5 Tips for the Aspiring Designer / Developer

Ernst Haeckel [Public domain], via Wikimedia Commons

I was recently approached by a friend of a friend, a student working towards his B.S. in information technology with a concentration in website design who wondered if I had any tips for someone who’s “new to the scene”.  Little did he know that I had been working on a blog post featuring such a list of pointers.  I took this interaction as a sign I should finish it.

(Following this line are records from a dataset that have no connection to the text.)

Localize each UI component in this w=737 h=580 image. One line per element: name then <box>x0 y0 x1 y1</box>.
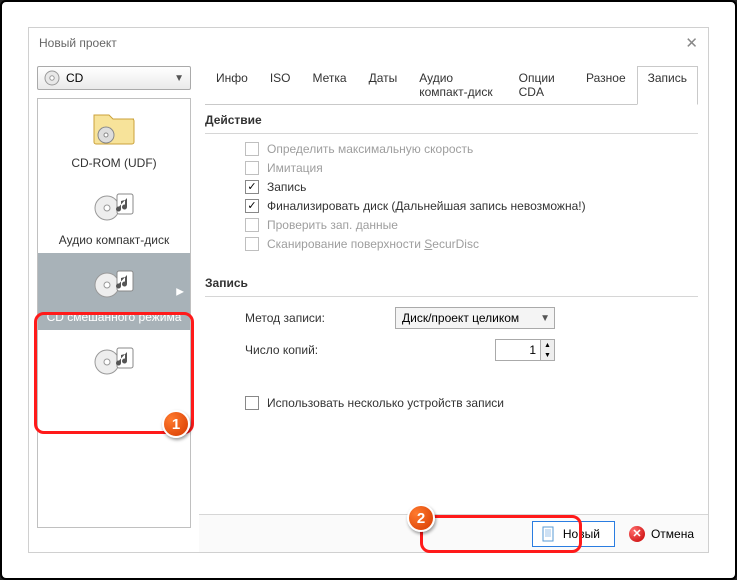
row-copies: Число копий: ▲ ▼ <box>245 339 698 361</box>
row-write-method: Метод записи: Диск/проект целиком ▼ <box>245 307 698 329</box>
tab-info[interactable]: Инфо <box>205 66 259 104</box>
right-panel: Инфо ISO Метка Даты Аудио компакт-диск О… <box>199 58 708 552</box>
audio-disc-icon <box>91 186 137 226</box>
folder-disc-icon <box>91 109 137 149</box>
checkbox-icon <box>245 396 259 410</box>
cancel-button[interactable]: ✕ Отмена <box>629 526 694 542</box>
tab-cda-options[interactable]: Опции CDA <box>508 66 575 104</box>
check-multi-recorder[interactable]: Использовать несколько устройств записи <box>245 396 698 410</box>
project-type-list[interactable]: CD-ROM (UDF) Аудио компакт-диск CD смеша… <box>37 98 191 528</box>
combo-write-method[interactable]: Диск/проект целиком ▼ <box>395 307 555 329</box>
checkbox-icon <box>245 218 259 232</box>
sidebar-item-label: Аудио компакт-диск <box>42 233 186 247</box>
sidebar-item-label: CD-ROM (UDF) <box>42 156 186 170</box>
checkbox-icon <box>245 237 259 251</box>
dialog-footer: Новый ✕ Отмена <box>199 514 708 552</box>
cancel-icon: ✕ <box>629 526 645 542</box>
input-copies[interactable]: ▲ ▼ <box>495 339 555 361</box>
disc-type-dropdown[interactable]: CD ▼ <box>37 66 191 90</box>
sidebar-item-audio-cd[interactable]: Аудио компакт-диск <box>38 176 190 253</box>
mixed-disc-icon <box>91 263 137 303</box>
sidebar-item-label: CD смешанного режима <box>42 310 186 324</box>
section-write-title: Запись <box>205 276 698 290</box>
disc-icon <box>44 70 60 86</box>
label-write-method: Метод записи: <box>245 311 395 325</box>
sidebar-item-cdrom-udf[interactable]: CD-ROM (UDF) <box>38 99 190 176</box>
close-icon[interactable]: ✕ <box>685 34 698 52</box>
label-copies: Число копий: <box>245 343 395 357</box>
audio-disc-icon <box>91 340 137 380</box>
chevron-down-icon: ▼ <box>540 313 550 324</box>
window-title: Новый проект <box>39 36 685 50</box>
left-column: CD ▼ CD-ROM (UDF) Аудио компакт-д <box>29 58 199 552</box>
section-action-title: Действие <box>205 113 698 127</box>
new-project-icon <box>541 526 557 542</box>
check-verify: Проверить зап. данные <box>245 218 698 232</box>
tab-label[interactable]: Метка <box>301 66 357 104</box>
tabs: Инфо ISO Метка Даты Аудио компакт-диск О… <box>205 66 698 105</box>
new-button[interactable]: Новый <box>532 521 615 547</box>
check-simulate: Имитация <box>245 161 698 175</box>
dropdown-value: CD <box>66 71 83 85</box>
check-detect-speed: Определить максимальную скорость <box>245 142 698 156</box>
dialog-window: Новый проект ✕ CD ▼ CD-ROM (UDF <box>28 27 709 553</box>
tab-dates[interactable]: Даты <box>358 66 409 104</box>
tab-iso[interactable]: ISO <box>259 66 302 104</box>
checkbox-icon <box>245 161 259 175</box>
spin-up-icon[interactable]: ▲ <box>540 340 554 350</box>
sidebar-item-mixed-mode-cd[interactable]: CD смешанного режима ▶ <box>38 253 190 330</box>
check-write[interactable]: Запись <box>245 180 698 194</box>
checkbox-icon <box>245 180 259 194</box>
copies-value[interactable] <box>508 342 538 358</box>
check-securdisc: Сканирование поверхности SecurDisc <box>245 237 698 251</box>
tab-misc[interactable]: Разное <box>575 66 637 104</box>
check-finalize[interactable]: Финализировать диск (Дальнейшая запись н… <box>245 199 698 213</box>
chevron-right-icon: ▶ <box>176 286 184 297</box>
spin-down-icon[interactable]: ▼ <box>540 350 554 360</box>
chevron-down-icon: ▼ <box>174 73 184 84</box>
sidebar-item-extra[interactable] <box>38 330 190 389</box>
tab-write[interactable]: Запись <box>637 66 698 105</box>
checkbox-icon <box>245 199 259 213</box>
tab-audio-cd[interactable]: Аудио компакт-диск <box>408 66 507 104</box>
titlebar: Новый проект ✕ <box>29 28 708 58</box>
checkbox-icon <box>245 142 259 156</box>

  1. Take Every Opportunity to Learn About Anything
    Web design and development is inherently multidisciplinary.  A good website: garners traffic; entices visually; brands effectively; communicates clearly; leverages technology; and (seriously, designers and developers both need to stop ignoring this one) serves business goals.  …and that’s just the product – there’s a whole other set of disciplines for the process.  Bottom line, getting all of it right is a real battle, so you’ll want a whole arsenal to fight with.
  2. Find Yourself a Role Model and Repeat Daily
    It is really so easy to keep your head in the sand, especially when you’re under a heavy workload.  Your work will be of so much higher quality if you can constantly identify solid role models in your disciplines and benefit from their examples.  Yes, you can and eventually will learn to do things correctly on your own, but you could also get there so much faster.  You might also identify the poor role models around you and take notes on what not to do.
  3. Adopt Conventions That Keep Code Readable
    I promise, readable and well-documented code is its own reward.  Always indent.  Always quote attributes.  Always explain anything that’s not completely obvious.  Ask yourself, “Will I (or someone else) be happy to pick this up again a year from now?”  You’ll thank me the first time you find yourself grunting and grumbling over inheriting some slob’s messy code.
  4. Consider Writing Your Own CSS Reset/Normalize
    I recently decided after years and years of either building each stylesheet up from scratch or starting with someone else’s not-quite-complete reset that I would establish my own and while it really is tedious and time-consuming, it has probably been the most effective exercise of my career.  You will learn so much so quickly and all the while you’ll be developing something that can be used and improved upon every day.  If you make it to a milestone without losing your mind in the battle for browser compatibility, you might stand a chance in this industry.
  5. Make a Habit of Being the Devil’s Advocate
    I’m not sure I’ve ever worked on a project where there wasn’t some barrier to best practices, but that’s not to say you shouldn’t always be thinking about them.  Are we concerned about accessibility?  What about progressive enhancement?  Have we considered performance?  Are we introducing any limitations to future possibilities?  It’s far better for the client to wonder how you can be such a geek now than wonder why you hadn’t brought it up later.

Now is a great time to be entering the web design and development field.  With the advent of social media and networking, inspiration is abundant and accessible.  New and emerging technologies are opening a world of possibilities, both creative and functional.  The business world couldn’t be more excited about the Internet.  I can’t wait to see what you produce.